And when it comes it is likely to be in big lumps! Here in Costa del Sol, we haven’t had a proper rain on the coast since the beginning of May; more than four months. There will be the joy of the farmers and gardeners when it arrives, with its unique fresh aroma created as it hits the ‘sizzling’ ground. We sorely needed it after a relatively dry winter and those of us who’ve been here for a long enough can remember the years of drought, with saltwater coming up the wells and the authorities building the since largely unused desalination plant at Marbella.
However, not all will be joy as householders discover to their horror that the rain has found new routes into and under the house, destroying decoration, brick, foundations and in some cases literally moving mountains. A few small jobs around the house can avoid much of this damage.
· Clear the drains and gutters. Take it away and don’t just sweep the rubbish to the side as it will be swept back in again by the water.
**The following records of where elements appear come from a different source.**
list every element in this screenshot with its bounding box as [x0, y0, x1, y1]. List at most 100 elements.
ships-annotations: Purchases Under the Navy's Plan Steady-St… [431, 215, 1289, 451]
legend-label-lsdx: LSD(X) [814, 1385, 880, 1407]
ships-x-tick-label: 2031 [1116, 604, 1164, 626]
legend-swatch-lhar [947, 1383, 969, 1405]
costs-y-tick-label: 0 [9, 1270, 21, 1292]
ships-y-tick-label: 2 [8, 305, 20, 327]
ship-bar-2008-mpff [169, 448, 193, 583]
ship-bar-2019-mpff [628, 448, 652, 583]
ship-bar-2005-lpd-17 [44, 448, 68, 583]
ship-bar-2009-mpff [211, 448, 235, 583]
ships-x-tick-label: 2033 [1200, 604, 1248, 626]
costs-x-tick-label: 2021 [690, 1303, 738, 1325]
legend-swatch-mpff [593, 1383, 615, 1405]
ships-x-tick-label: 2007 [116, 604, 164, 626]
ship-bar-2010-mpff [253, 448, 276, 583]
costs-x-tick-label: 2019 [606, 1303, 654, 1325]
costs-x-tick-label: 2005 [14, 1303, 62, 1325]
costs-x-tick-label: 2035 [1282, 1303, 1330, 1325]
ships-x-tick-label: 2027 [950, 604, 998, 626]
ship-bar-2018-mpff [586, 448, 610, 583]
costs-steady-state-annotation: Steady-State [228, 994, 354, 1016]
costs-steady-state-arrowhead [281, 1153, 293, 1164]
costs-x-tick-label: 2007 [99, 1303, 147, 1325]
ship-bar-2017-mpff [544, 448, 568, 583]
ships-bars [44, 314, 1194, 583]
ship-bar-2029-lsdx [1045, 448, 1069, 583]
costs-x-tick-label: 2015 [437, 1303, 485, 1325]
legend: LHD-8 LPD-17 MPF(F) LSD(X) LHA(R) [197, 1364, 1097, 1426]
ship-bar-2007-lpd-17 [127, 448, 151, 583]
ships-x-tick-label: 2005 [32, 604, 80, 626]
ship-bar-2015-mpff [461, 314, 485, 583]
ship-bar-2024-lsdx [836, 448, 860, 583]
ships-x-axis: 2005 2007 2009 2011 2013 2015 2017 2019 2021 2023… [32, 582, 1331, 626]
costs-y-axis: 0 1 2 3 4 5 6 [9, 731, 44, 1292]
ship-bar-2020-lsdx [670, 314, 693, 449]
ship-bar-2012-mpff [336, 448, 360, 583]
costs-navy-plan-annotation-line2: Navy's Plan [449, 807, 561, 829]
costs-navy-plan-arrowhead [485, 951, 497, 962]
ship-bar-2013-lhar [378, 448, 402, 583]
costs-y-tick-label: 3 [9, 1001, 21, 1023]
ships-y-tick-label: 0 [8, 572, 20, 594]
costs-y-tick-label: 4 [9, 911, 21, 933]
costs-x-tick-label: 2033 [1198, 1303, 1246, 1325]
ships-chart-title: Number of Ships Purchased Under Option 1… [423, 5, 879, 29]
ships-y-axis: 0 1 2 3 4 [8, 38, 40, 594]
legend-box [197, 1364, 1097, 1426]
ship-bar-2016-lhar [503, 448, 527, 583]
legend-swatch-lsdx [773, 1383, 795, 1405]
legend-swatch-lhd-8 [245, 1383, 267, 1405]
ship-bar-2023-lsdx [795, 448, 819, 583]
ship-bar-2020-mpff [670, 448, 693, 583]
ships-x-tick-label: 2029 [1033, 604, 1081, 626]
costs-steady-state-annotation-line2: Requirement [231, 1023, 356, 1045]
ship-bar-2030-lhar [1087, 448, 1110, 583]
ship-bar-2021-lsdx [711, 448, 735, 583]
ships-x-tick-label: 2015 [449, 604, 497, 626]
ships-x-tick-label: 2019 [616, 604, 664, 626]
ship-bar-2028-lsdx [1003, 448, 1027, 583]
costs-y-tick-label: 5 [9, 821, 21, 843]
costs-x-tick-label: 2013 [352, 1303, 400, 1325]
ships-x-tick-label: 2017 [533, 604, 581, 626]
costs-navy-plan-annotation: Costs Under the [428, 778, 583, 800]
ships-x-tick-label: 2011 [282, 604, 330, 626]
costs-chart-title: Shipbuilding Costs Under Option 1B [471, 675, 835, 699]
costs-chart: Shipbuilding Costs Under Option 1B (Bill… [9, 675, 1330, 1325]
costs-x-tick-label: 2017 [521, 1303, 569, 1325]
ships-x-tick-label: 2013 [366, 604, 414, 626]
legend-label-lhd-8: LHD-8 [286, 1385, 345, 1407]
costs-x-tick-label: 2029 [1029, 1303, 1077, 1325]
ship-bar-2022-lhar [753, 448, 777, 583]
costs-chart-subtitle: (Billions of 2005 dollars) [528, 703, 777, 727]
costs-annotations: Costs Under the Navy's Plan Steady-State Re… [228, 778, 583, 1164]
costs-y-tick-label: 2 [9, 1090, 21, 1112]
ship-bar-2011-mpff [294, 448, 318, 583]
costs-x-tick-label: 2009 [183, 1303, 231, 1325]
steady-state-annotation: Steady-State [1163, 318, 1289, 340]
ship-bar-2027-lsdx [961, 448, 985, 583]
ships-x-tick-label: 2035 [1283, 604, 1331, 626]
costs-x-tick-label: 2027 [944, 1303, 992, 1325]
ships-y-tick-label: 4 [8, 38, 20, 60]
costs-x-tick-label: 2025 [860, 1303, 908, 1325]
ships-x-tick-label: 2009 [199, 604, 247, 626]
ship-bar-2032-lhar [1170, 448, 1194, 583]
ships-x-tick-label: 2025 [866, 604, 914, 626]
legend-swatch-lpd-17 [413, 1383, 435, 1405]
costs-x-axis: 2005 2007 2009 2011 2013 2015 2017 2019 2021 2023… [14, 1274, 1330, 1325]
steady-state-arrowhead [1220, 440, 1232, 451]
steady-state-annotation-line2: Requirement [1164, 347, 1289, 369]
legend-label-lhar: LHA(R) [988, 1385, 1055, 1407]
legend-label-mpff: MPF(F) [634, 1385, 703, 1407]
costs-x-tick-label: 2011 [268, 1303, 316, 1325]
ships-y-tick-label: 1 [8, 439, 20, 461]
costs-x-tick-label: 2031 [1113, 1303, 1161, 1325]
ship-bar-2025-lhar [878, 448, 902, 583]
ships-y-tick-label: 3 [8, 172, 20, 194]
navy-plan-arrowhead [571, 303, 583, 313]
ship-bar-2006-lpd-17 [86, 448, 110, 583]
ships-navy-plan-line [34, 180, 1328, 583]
As well as the entrance into the drain, make sure that the exit is clear and where it’s going to go to will not backup or cause more damage.
· Look at your roof. Clear the debris from it with a brush or a long stick if you can as that will just be washed down and create problems, or back up on the roof causing overflow into the house and structure.
· Installation of gutters around the edge of the roof connected to downpipes that lead water away from the house into drains. Look at the roof again! It’s a huge area and all the water that lands there is going to flood onto the terraces around, the drains of which are already struggling to cope with the quantity of rain landing upon them. My constant recommendation when carrying out building surveys is that potential owners should consider getting the house guttered! It’s not been in the design package for most recently built houses, but look at the old traditional houses and even palaces. They have guttering and downpipes, sometimes of tremendous style with glorious ceramic gargoyles pouring the water away from the building so that it’s not just splashed on the walls and sucked up into the structure.
· Cracks will have opened with the heat of the sun as it has dried up everything and especially any woodwork that’s around. Most materials will have shrunk or expanded with the dryness and heat, creating cracks that will lead the rainwater into the building and its foundations. If you can, get the house redecorated now, but in any case make sure that these cracks are filled and decorated over.
· Troughs and flower beds against the side of the house or around the terrace edge will soon become like a sponge, holding water against the structure. If the drains don’t work or the soil has lost its porosity, the only outlet is for the water to seep into the structure, rusting reinforcement and causing damp internally. Leave drainage space between the flowerbeds and the house and please, please, please empty the soil from the troughs, clear the drains, put a bed of large pebbles on the bottom and put your plants in pots sitting upon them. That way everything can drain and evaporate and the neighbours below will not have that reason to complain.
· Retaining walls and slopes above the house will also become saturated, with that water flowing downhill. It must be guided away by field drains and adequate ‘weep’ holes in the walls so that the weight of water behind them does not cause collapse. Below the house is just as important as landslip here can pull the house down into the physical and financial abyss.
Do it now, because I see the thunder clouds gathering again in the mountains, where it will already have rained, and soon the seas will be black off Mijas and Marbella as the debris from THE fire gets washed away. And take care on the road because it will be like driving on an ice rink until the summer’s oil and rubber is washed away.
Soon we will have our second spring as the rains bring back greenery and flowers before the cool of winter. With a little anticipation you can make sure that you can be ‘singing in the rain’.